Le jour renaît, le train s’arrête, j’ai rêvé. Je m’étais pourtant bien juré de parler à fond de la houille, et uniquement d’elle. On peut m’en croire, voilà mon carnet couvert de notes et de chiffres ; je sais le prix de revient du poud de charbon au sortir de la mine et le prix de vente à Odessa ; l’un est à l’autre comme 6 est à 20 ; je sais pourquoi le charbon anglais prime le russe et peut être donné à 12 ou 13 kopeks au lieu de 20 ; je sais l’épaisseur et la hauteur du filon d’anthracite ; si l’on me pressait, je pourrais reproduire l’analyse des parties composantes du minerai, d’après le travail de M. Tchirikof. Il est trop tard, j’ai perdu le filon. Je réserve mes documens pour en faire hommage à une société d’économie politique, le jour où tous les bons esprits seront d’accord sur la réalité de cette science, où les sceptiques auront cessé de voir en elle l’alchimie du XIXe siècle.

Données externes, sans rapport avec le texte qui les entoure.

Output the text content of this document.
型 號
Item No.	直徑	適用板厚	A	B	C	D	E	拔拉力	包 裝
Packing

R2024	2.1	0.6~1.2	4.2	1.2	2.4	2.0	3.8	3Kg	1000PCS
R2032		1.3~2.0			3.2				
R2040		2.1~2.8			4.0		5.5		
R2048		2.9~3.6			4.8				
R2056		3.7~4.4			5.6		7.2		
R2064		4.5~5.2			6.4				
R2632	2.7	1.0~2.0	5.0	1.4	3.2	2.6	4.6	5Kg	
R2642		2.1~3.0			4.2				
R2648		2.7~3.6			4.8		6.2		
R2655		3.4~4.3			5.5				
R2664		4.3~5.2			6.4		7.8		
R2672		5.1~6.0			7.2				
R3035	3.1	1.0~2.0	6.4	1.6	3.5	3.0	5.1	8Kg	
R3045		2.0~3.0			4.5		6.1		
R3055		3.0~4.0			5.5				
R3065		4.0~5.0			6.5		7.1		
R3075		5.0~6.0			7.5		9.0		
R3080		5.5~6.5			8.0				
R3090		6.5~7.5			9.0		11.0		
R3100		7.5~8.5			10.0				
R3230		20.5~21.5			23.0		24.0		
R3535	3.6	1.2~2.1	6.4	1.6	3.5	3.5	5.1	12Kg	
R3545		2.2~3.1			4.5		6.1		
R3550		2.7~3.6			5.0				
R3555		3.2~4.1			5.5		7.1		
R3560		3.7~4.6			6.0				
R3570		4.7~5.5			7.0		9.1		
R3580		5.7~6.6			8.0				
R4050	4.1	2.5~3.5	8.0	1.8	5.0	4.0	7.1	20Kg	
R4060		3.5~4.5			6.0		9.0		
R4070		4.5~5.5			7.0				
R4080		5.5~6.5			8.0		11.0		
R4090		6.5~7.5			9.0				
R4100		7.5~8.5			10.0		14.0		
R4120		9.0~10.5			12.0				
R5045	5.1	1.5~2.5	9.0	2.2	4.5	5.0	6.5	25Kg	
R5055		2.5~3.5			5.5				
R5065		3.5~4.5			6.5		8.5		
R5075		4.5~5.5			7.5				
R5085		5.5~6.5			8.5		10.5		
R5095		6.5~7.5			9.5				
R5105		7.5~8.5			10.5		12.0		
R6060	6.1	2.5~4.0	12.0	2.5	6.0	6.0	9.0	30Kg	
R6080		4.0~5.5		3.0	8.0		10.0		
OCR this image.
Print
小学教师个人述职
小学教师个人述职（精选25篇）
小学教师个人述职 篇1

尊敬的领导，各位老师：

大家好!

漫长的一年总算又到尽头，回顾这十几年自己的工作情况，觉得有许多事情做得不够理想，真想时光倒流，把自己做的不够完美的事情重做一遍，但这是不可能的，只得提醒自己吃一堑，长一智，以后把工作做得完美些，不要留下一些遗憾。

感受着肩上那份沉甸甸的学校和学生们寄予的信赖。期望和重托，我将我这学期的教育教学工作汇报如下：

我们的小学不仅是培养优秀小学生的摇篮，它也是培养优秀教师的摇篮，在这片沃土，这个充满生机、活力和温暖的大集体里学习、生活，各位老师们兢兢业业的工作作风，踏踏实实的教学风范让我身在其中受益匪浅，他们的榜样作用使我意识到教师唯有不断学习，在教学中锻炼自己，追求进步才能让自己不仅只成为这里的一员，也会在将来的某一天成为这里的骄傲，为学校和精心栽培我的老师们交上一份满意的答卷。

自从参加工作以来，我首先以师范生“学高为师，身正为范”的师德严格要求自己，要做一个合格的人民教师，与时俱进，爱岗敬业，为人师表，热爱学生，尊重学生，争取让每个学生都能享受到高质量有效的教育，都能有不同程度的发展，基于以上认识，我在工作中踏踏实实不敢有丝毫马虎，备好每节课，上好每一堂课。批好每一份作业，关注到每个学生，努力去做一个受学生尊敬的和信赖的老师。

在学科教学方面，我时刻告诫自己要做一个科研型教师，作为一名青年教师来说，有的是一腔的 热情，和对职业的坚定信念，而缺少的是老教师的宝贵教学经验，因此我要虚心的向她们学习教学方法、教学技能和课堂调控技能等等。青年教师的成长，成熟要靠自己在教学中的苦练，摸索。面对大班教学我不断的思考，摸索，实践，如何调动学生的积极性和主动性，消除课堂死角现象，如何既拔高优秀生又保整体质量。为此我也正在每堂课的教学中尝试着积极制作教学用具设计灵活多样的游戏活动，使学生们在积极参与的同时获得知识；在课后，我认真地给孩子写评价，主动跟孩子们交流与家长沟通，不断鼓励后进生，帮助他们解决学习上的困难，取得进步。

Une fois de plus, j’ai fait comme ce bonhomme dont nous avons tant ri, à la dernière station : c’était un de ces pieux oisifs qui vont en pèlerinage, sans se presser, sachant que Dieu et ses saints attendront toujours ; comme le train ralentissait, nous vîmes ce piéton qui cheminait dans un sentier, tout contre la voie ; à la station, il s’arrêta avec nous, s’assit, bourra sa pipe, et fuma durant les cinq minutes d’arrêt ; dès que le sifflet retentit, il boucla son sac et reprit gravement sa marche, côte à côte avec les wagons qui s’ébranlaient. — On riait de lui autour de moi, et j’étais un peu confus ; je me disais que c’était un frère, ce voyageur attardé qui faisait mine d’être du siècle, qui suivait le train sans y monter et se laissait distancer par lui. Qui sait ? Les chemins de fer russes vont si lentement ! Peut-être que le bonhomme arrivera avant nous là où se font les miracles.


EUGENE MELCHIOR DE VOGUE.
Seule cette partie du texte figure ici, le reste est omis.